Heart of Health Art and Social Science Exhibit Highlighting WNC African American Lives and Contributions Opens at Center for Craft in Partnership with UNC Asheville and ABIPA

“He”, by artist Ann Miller Woodford, will be on display as part of the Black in Black on Black exhibit in downtown Asheville, NC's John Cram Partner Gallery at the Center for Craft from September 6th to January 7th, 2022
August 27, 2021

Black in Black on Black: Making the Invisible Visible Opens September 6 

On September 6th, UNC Asheville, the Asheville Buncombe Institute of Parity Achievement (ABIPA), and partners will launch a new exhibit, Black in Black on Black: Making the Invisible Visible in the John Cram Partner Gallery at the Center for Craft.
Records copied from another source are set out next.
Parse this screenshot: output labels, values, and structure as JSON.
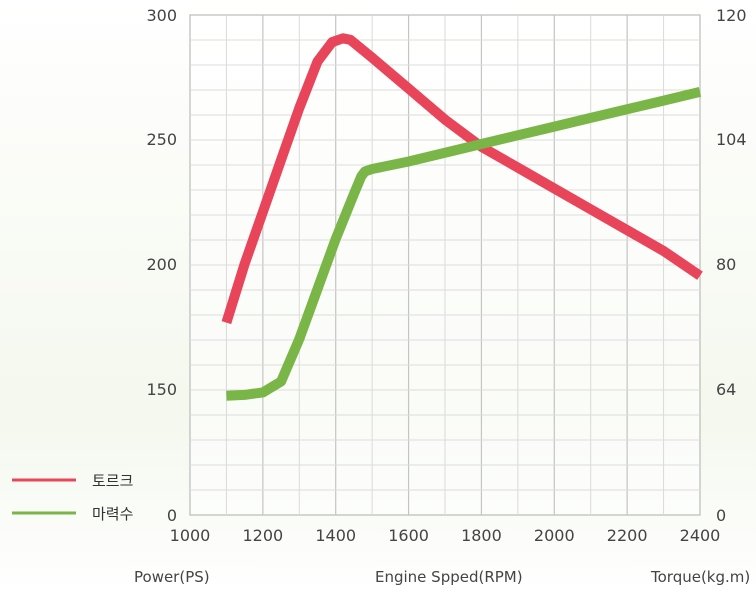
{
  "chart_data": {
    "type": "line",
    "x": [
      1100,
      1120,
      1150,
      1200,
      1250,
      1300,
      1350,
      1390,
      1420,
      1440,
      1460,
      1500,
      1520,
      1600,
      1700,
      1800,
      1900,
      2000,
      2100,
      2200,
      2300,
      2400
    ],
    "x_ticks": [
      "1000",
      "1200",
      "1400",
      "1600",
      "1800",
      "2000",
      "2200",
      "2400"
    ],
    "xlim": [
      1000,
      2400
    ],
    "xlabel": "Engine Spped(RPM)",
    "y_left_ticks": [
      "0",
      "150",
      "200",
      "250",
      "300"
    ],
    "ylabel_left": "Power(PS)",
    "y_right_ticks": [
      "0",
      "64",
      "80",
      "104",
      "120"
    ],
    "ylabel_right": "Torque(kg.m)",
    "grid": true,
    "legend_position": "left",
    "series": [
      {
        "name": "토르크",
        "axis": "right",
        "color": "#e8455a",
        "points": [
          [
            1100,
            72.5
          ],
          [
            1150,
            80
          ],
          [
            1200,
            90
          ],
          [
            1250,
            100
          ],
          [
            1300,
            108
          ],
          [
            1350,
            114
          ],
          [
            1390,
            116.5
          ],
          [
            1420,
            117
          ],
          [
            1440,
            116.8
          ],
          [
            1500,
            114.5
          ],
          [
            1600,
            110.5
          ],
          [
            1700,
            106.5
          ],
          [
            1800,
            102.5
          ],
          [
            1900,
            98.5
          ],
          [
            2000,
            94.5
          ],
          [
            2100,
            90.5
          ],
          [
            2200,
            86.5
          ],
          [
            2300,
            82.5
          ],
          [
            2400,
            78.5
          ]
        ]
      },
      {
        "name": "마력수",
        "axis": "left",
        "color": "#7ab547",
        "points": [
          [
            1100,
            142
          ],
          [
            1150,
            143
          ],
          [
            1200,
            146
          ],
          [
            1250,
            153
          ],
          [
            1300,
            170
          ],
          [
            1350,
            190
          ],
          [
            1400,
            210
          ],
          [
            1450,
            228
          ],
          [
            1470,
            235
          ],
          [
            1480,
            237
          ],
          [
            1500,
            238
          ],
          [
            1600,
            241
          ],
          [
            1700,
            244.5
          ],
          [
            1800,
            248
          ],
          [
            1900,
            251.5
          ],
          [
            2000,
            255
          ],
          [
            2100,
            258.5
          ],
          [
            2200,
            262
          ],
          [
            2300,
            265.5
          ],
          [
            2400,
            269
          ]
        ]
      }
    ]
  }
}
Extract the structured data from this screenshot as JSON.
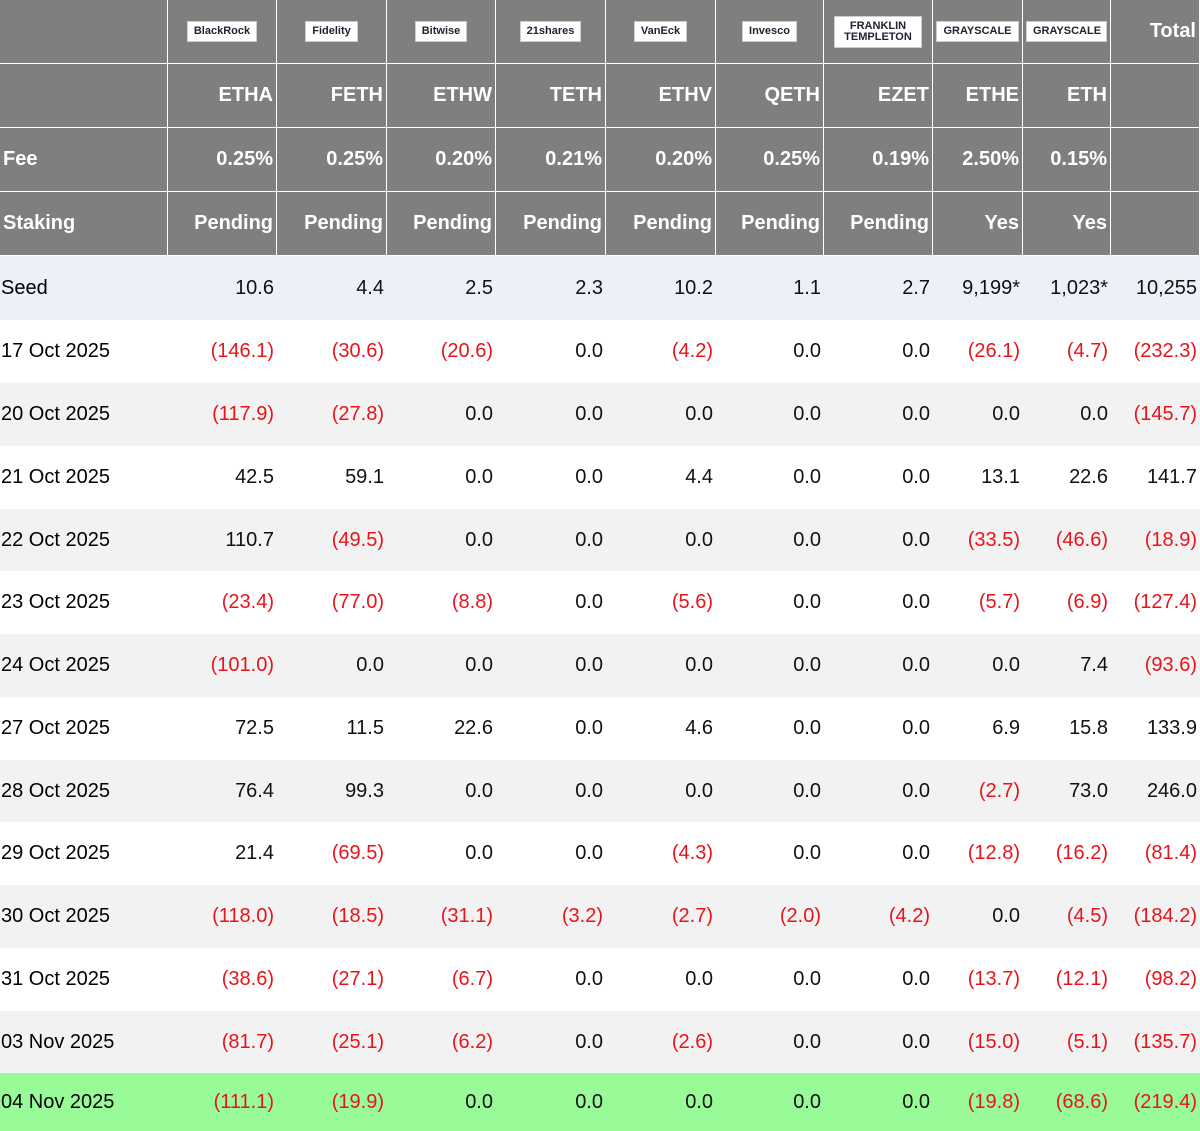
{
  "header": {
    "logos": [
      "BlackRock",
      "Fidelity",
      "Bitwise",
      "21shares",
      "VanEck",
      "Invesco",
      "FRANKLIN TEMPLETON",
      "GRAYSCALE",
      "GRAYSCALE"
    ],
    "total": "Total",
    "tickers": [
      "ETHA",
      "FETH",
      "ETHW",
      "TETH",
      "ETHV",
      "QETH",
      "EZET",
      "ETHE",
      "ETH"
    ],
    "fee": {
      "label": "Fee",
      "values": [
        "0.25%",
        "0.25%",
        "0.20%",
        "0.21%",
        "0.20%",
        "0.25%",
        "0.19%",
        "2.50%",
        "0.15%"
      ]
    },
    "staking": {
      "label": "Staking",
      "values": [
        "Pending",
        "Pending",
        "Pending",
        "Pending",
        "Pending",
        "Pending",
        "Pending",
        "Yes",
        "Yes"
      ]
    }
  },
  "table": {
    "rows": [
      {
        "date": "Seed",
        "values": [
          "10.6",
          "4.4",
          "2.5",
          "2.3",
          "10.2",
          "1.1",
          "2.7",
          "9,199*",
          "1,023*",
          "10,255"
        ]
      },
      {
        "date": "17 Oct 2025",
        "values": [
          "(146.1)",
          "(30.6)",
          "(20.6)",
          "0.0",
          "(4.2)",
          "0.0",
          "0.0",
          "(26.1)",
          "(4.7)",
          "(232.3)"
        ]
      },
      {
        "date": "20 Oct 2025",
        "values": [
          "(117.9)",
          "(27.8)",
          "0.0",
          "0.0",
          "0.0",
          "0.0",
          "0.0",
          "0.0",
          "0.0",
          "(145.7)"
        ]
      },
      {
        "date": "21 Oct 2025",
        "values": [
          "42.5",
          "59.1",
          "0.0",
          "0.0",
          "4.4",
          "0.0",
          "0.0",
          "13.1",
          "22.6",
          "141.7"
        ]
      },
      {
        "date": "22 Oct 2025",
        "values": [
          "110.7",
          "(49.5)",
          "0.0",
          "0.0",
          "0.0",
          "0.0",
          "0.0",
          "(33.5)",
          "(46.6)",
          "(18.9)"
        ]
      },
      {
        "date": "23 Oct 2025",
        "values": [
          "(23.4)",
          "(77.0)",
          "(8.8)",
          "0.0",
          "(5.6)",
          "0.0",
          "0.0",
          "(5.7)",
          "(6.9)",
          "(127.4)"
        ]
      },
      {
        "date": "24 Oct 2025",
        "values": [
          "(101.0)",
          "0.0",
          "0.0",
          "0.0",
          "0.0",
          "0.0",
          "0.0",
          "0.0",
          "7.4",
          "(93.6)"
        ]
      },
      {
        "date": "27 Oct 2025",
        "values": [
          "72.5",
          "11.5",
          "22.6",
          "0.0",
          "4.6",
          "0.0",
          "0.0",
          "6.9",
          "15.8",
          "133.9"
        ]
      },
      {
        "date": "28 Oct 2025",
        "values": [
          "76.4",
          "99.3",
          "0.0",
          "0.0",
          "0.0",
          "0.0",
          "0.0",
          "(2.7)",
          "73.0",
          "246.0"
        ]
      },
      {
        "date": "29 Oct 2025",
        "values": [
          "21.4",
          "(69.5)",
          "0.0",
          "0.0",
          "(4.3)",
          "0.0",
          "0.0",
          "(12.8)",
          "(16.2)",
          "(81.4)"
        ]
      },
      {
        "date": "30 Oct 2025",
        "values": [
          "(118.0)",
          "(18.5)",
          "(31.1)",
          "(3.2)",
          "(2.7)",
          "(2.0)",
          "(4.2)",
          "0.0",
          "(4.5)",
          "(184.2)"
        ]
      },
      {
        "date": "31 Oct 2025",
        "values": [
          "(38.6)",
          "(27.1)",
          "(6.7)",
          "0.0",
          "0.0",
          "0.0",
          "0.0",
          "(13.7)",
          "(12.1)",
          "(98.2)"
        ]
      },
      {
        "date": "03 Nov 2025",
        "values": [
          "(81.7)",
          "(25.1)",
          "(6.2)",
          "0.0",
          "(2.6)",
          "0.0",
          "0.0",
          "(15.0)",
          "(5.1)",
          "(135.7)"
        ]
      },
      {
        "date": "04 Nov 2025",
        "values": [
          "(111.1)",
          "(19.9)",
          "0.0",
          "0.0",
          "0.0",
          "0.0",
          "0.0",
          "(19.8)",
          "(68.6)",
          "(219.4)"
        ]
      }
    ]
  }
}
The new exhibit is a visual conversation about the lives and contributions of Black/African American communities in Western North Carolina (WNC). 
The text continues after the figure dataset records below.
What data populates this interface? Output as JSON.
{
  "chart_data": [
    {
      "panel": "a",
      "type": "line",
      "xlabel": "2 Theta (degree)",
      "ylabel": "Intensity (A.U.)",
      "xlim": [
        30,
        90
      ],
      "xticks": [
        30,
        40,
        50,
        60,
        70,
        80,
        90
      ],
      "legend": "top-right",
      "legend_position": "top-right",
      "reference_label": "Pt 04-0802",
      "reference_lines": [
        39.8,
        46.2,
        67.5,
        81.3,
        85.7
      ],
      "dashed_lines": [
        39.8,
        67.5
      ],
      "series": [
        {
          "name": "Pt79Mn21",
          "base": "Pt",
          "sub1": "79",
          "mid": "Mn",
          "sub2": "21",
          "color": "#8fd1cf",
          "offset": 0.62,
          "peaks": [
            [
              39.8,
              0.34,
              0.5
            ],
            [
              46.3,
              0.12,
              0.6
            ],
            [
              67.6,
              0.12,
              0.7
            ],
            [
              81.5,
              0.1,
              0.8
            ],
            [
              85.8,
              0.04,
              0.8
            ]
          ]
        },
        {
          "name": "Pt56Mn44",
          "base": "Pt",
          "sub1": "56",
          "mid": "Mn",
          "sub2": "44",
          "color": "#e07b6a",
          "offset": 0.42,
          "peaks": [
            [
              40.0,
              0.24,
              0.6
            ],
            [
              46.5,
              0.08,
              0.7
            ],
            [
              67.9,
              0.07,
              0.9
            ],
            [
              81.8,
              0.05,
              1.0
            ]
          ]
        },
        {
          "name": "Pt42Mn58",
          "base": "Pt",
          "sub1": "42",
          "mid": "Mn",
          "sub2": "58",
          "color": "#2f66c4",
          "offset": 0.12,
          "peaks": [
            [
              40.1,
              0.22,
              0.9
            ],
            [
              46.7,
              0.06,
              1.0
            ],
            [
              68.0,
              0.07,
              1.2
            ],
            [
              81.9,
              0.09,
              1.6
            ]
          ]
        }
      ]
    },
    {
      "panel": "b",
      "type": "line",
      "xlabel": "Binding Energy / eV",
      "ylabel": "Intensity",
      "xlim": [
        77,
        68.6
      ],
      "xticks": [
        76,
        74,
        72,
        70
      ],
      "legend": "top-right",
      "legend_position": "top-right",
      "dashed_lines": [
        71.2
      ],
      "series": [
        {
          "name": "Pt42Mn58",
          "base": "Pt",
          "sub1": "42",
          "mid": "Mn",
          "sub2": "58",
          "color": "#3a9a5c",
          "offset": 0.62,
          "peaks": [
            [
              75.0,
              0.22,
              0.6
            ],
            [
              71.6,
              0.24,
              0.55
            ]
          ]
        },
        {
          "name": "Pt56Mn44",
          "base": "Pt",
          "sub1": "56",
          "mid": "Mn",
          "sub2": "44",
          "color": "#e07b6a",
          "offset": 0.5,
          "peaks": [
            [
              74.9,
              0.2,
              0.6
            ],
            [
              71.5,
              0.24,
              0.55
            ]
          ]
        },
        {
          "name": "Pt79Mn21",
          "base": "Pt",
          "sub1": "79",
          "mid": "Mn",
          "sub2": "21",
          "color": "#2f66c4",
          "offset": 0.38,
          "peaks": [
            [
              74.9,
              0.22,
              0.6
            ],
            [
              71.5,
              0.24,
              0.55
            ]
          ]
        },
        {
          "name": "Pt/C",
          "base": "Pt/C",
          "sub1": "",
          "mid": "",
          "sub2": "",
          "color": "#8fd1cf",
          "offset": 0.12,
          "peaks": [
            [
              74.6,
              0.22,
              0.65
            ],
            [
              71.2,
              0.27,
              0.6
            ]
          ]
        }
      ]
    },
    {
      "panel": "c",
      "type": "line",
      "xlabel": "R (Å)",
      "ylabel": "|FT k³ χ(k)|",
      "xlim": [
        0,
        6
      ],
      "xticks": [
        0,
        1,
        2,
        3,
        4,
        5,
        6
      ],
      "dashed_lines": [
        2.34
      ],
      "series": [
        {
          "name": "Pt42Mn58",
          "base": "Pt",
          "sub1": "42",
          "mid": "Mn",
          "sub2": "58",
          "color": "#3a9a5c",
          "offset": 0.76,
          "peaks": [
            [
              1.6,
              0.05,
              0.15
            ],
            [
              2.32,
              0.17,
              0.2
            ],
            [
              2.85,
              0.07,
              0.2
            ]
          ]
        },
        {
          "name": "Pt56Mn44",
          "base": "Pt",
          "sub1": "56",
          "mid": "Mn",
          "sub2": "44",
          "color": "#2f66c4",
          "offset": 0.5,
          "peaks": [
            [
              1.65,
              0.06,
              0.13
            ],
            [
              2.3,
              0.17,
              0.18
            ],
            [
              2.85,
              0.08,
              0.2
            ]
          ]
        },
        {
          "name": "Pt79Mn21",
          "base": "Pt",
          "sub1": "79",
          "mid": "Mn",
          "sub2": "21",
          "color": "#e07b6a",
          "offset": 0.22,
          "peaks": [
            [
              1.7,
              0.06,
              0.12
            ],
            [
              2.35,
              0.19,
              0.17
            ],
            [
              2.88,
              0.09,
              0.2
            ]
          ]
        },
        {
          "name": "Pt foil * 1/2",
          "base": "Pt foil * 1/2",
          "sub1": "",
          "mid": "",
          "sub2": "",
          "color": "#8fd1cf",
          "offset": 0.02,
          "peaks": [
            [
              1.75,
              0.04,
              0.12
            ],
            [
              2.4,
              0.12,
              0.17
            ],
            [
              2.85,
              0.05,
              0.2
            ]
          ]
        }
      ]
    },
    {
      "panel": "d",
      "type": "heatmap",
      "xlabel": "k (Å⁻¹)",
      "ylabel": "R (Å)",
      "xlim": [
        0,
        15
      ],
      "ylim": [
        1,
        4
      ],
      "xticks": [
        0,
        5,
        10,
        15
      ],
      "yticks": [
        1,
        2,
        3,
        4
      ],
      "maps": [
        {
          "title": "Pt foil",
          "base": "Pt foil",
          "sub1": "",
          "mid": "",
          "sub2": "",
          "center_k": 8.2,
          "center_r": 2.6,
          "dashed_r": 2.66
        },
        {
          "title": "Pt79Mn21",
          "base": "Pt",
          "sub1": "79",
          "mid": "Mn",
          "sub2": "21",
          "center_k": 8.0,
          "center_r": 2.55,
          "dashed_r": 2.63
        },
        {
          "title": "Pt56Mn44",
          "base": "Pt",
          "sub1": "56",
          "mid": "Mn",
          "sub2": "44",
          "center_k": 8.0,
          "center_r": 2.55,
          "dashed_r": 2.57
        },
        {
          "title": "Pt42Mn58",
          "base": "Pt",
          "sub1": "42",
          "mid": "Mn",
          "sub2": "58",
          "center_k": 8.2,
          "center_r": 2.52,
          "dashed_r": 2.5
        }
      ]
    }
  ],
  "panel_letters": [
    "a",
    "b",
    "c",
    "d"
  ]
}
Bringing together stunning artwork and visual design by WNC-based artists Ann Miller Woodford, Ronda Birtha, Viola Spells, and Reggie Tidwell, with social science data and stories, this exhibit invites audiences into an often invisible history of our region. As Woodford states, “My emphasis has been on people who have dedicated their lives to humanity, but have been overlooked, ignored, and often forgotten.” 

Deeply personal art is integrated with charts and quotes from the Heart of Health: Race, Place, and Faith in Western North Carolina project. Heart of Health is a three-year community-participatory research study that seeks to better understand the role and impact of race and racism on health through secondary data analyses and interviews. It is co-led by researchers from UNC Asheville, ABIPA, and Sparrow Research, and community partners from around WNC. “One of our first findings was that much of the data on African Americans and drivers of health and inequities, for example, land and business ownership, have been suppressed due to small populations or other reasons. This collaborative research seeks to highlight and encourage responsible collection and use of data and stories,” said Ameena Batada, UNC Asheville professor of health and wellness and one of the co-leads on the Heart of Health project.

Visitors to the exhibit, both in-person and online, are invited to a multisensory and interactive experience, including paintings, photographs, narrative text, quotes and graphics, sculptural pieces, digital data visualization, and music. The exhibit also invites visitors to learn about the ways in which African Americans and others in WNC are working to reduce racism and build community through grassroots and organizational efforts. JéWana Grier McEachin, executive director of ABIPA, co-lead on the Heart of Health project, and member of exhibit partner The LINKS Incorporated, remarked, “The gathering of data and translation of research through Black in Black on Black has been influenced by the connections of the Artists, WNC Research Team and Community Advisory Board. This sort of six degrees of separation between the research exhibit and active change agents through Organizations in Western North Carolina is impactful and invaluable.”

Black in Black on Black: Making the Invisible Visible will be up in the John Cram Partner Gallery at the Center for Craft at 67 Broadway Street in Asheville, NC from September 6, 2021 – January 7, 2021, and a virtual tour soon online. Support for this project was provided by a grant from the Robert Wood Johnson Foundation Interdisciplinary Research Leaders program. Interdisciplinary Research Leaders is a national program of the Robert Wood Johnson Foundation led by the University of Minnesota. The views expressed here do not necessarily reflect those of the Foundation or the University of Minnesota.